I used to lie — what was my discomfort next to genuine need? I dated a man who spent 2002 and 2003 lobbying the feds to change the policy — I used to tease him. Then I was proud to be a dick every time a blood bank employee approached outside the student union building. “Sorry, man. I’M GAY,” I’d spit. Without fail the employee would paw at the ground like a sheepish colt and mumble an apology. It wasn’t their fault. They followed a policy that assumed straight men and women would catch HIV because the blood supply wasn’t screened properly.
But I suppose you’re not gay if you haven’t had sex in a year.
Catching HIV is one of the last worries on the mind of the young gay men I meet. The virus that can turn into full-fledged AIDS killed millions of men and made a generation of survivors wary of sexual contact. Now we learn that in Florida patients who need drugs pay higher co-pays:
The Affordable Care Act ended denial of coverage for preexisting conditions and, with the opening of the healthcare marketplace in October 2013, people with HIV/AIDS could enroll in health insurance for the first time under the ACA.
But an analysis by the AIDS Institute of Florida’s silver-level health plans found that the four companies placed HIV and hepatitis drugs in their highest formulary tiers, meaning that people who need those drugs must pay the highest out-of-pocket costs for them. According to the study:
• CoventryOne places all HIV drugs in Tier 5 of its formulary, requiring a 40 percent co-insurance after a $1,000 prescription deductible.
• Cigna also places all HIV and hepatitis drugs in Tier 5 with 40 percent co-insurance after a deductible ranging from $0 to $2,750.
• Humana places all HIV and hepatitis drugs in Tier 5 with a 50 percent co-insurance after a $1,500 deductible.
• Preferred Medical places all HIV drugs and all but two hepatitis drug in a Specialty Tier requiring 40 percent co-insurance.
In each case, most or all of the drugs require prior authorization.

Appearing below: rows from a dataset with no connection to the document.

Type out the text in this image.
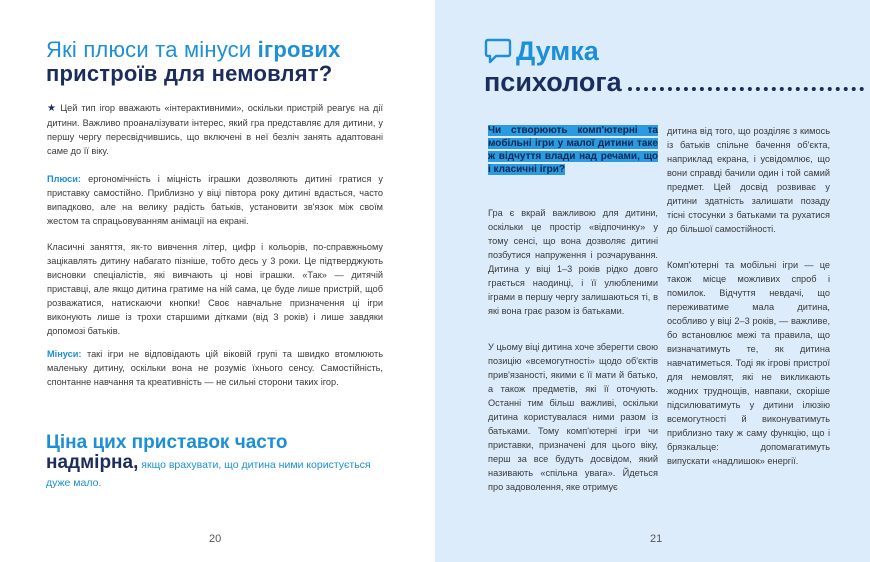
Які плюси та мінуси ігрових
пристроїв для немовлят?
★ Цей тип ігор вважають «інтерактивними», оскільки пристрій реагує на дії дитини. Важливо проаналізувати інтерес, який гра представляє для дитини, у першу чергу пересвідчившись, що включені в неї безліч занять адаптовані саме до її віку.
Плюси: ергономічність і міцність іграшки дозволяють дитині гратися у приставку самостійно. Приблизно у віці півтора року дитині вдасться, часто випадково, але на велику радість батьків, установити зв'язок між своїм жестом та спрацьовуванням анімації на екрані.
Класичні заняття, як-то вивчення літер, цифр і кольорів, по-справжньому зацікавлять дитину набагато пізніше, тобто десь у 3 роки. Це підтверджують висновки спеціалістів, які вивчають ці нові іграшки. «Так» — дитячій приставці, але якщо дитина гратиме на ній сама, це буде лише пристрій, щоб розважатися, натискаючи кнопки! Своє навчальне призначення ці ігри виконують лише із трохи старшими дітками (від 3 років) і лише завдяки допомозі батьків.
Мінуси: такі ігри не відповідають цій віковій групі та швидко втомлюють маленьку дитину, оскільки вона не розуміє їхнього сенсу. Самостійність, спонтанне навчання та креативність — не сильні сторони таких ігор.
Ціна цих приставок часто
надмірна, якщо врахувати, що дитина ними користується дуже мало.
20	21
Думка
психолога
Чи створюють комп'ютерні та мобільні ігри у малої дитини таке ж відчуття влади над речами, що і класичні ігри?
Гра є вкрай важливою для дитини, оскільки це простір «відпочинку» у тому сенсі, що вона дозволяє дитині позбутися напруження і розчарування. Дитина у віці 1–3 років рідко довго грається наодинці, і її улюбленими іграми в першу чергу залишаються ті, в які вона грає разом із батьками.
У цьому віці дитина хоче зберегти свою позицію «всемогутності» щодо об'єктів прив'язаності, якими є її мати й батько, а також предметів, які її оточують. Останні тим більш важливі, оскільки дитина користувалася ними разом із батьками. Тому комп'ютерні ігри чи приставки, призначені для цього віку, перш за все будуть досвідом, який називають «спільна увага». Йдеться про задоволення, яке отримує
дитина від того, що розділяє з кимось із батьків спільне бачення об'єкта, наприклад екрана, і усвідомлює, що вони справді бачили один і той самий предмет. Цей досвід розвиває у дитини здатність залишати позаду тісні стосунки з батьками та рухатися до більшої самостійності.
Комп'ютерні та мобільні ігри — це також місце можливих спроб і помилок. Відчуття невдачі, що переживатиме мала дитина, особливо у віці 2–3 років, — важливе, бо встановлює межі та правила, що визначатимуть те, як дитина навчатиметься. Тоді як ігрові пристрої для немовлят, які не викликають жодних труднощів, навпаки, скоріше підсилюватимуть у дитини ілюзію всемогутності й виконуватимуть приблизно таку ж саму функцію, що і брязкальце: допомагатимуть випускати «надлишок» енергії.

Because these victims are often the poorest, they have no advocates; like the rural victims of the mindless dicta which bans states like mine from receiving the ACA’s Medicaid expansion or who make too much over the poverty line to qualify for federal aid anyway, they’re in limbo.
A possible breakthrough with an AIDS vaccine:
The vaccine developed by Stone and his team can prevent mice from becoming infected with HIV, he said, by targeting a specific receptor in the immune system to trigger a significant T-cell response to the virus.
The receptor is called CD40, and the vaccine uses a special form of the receptor’s natural binding protein to enable the immune system’s dendritic cells to signal the presence of HIV.
“We’re trying to get a magic bullet,” Stone said, “that can bring information about HIV to dendritic cells.”
Unlike standard vaccines, which use untargeted antigen to generate an immune system response, the approach developed by Stone and his team attaches an HIV antigen to the binding protein, which then generates the better immune response by targeting the antigen to dendritic cells.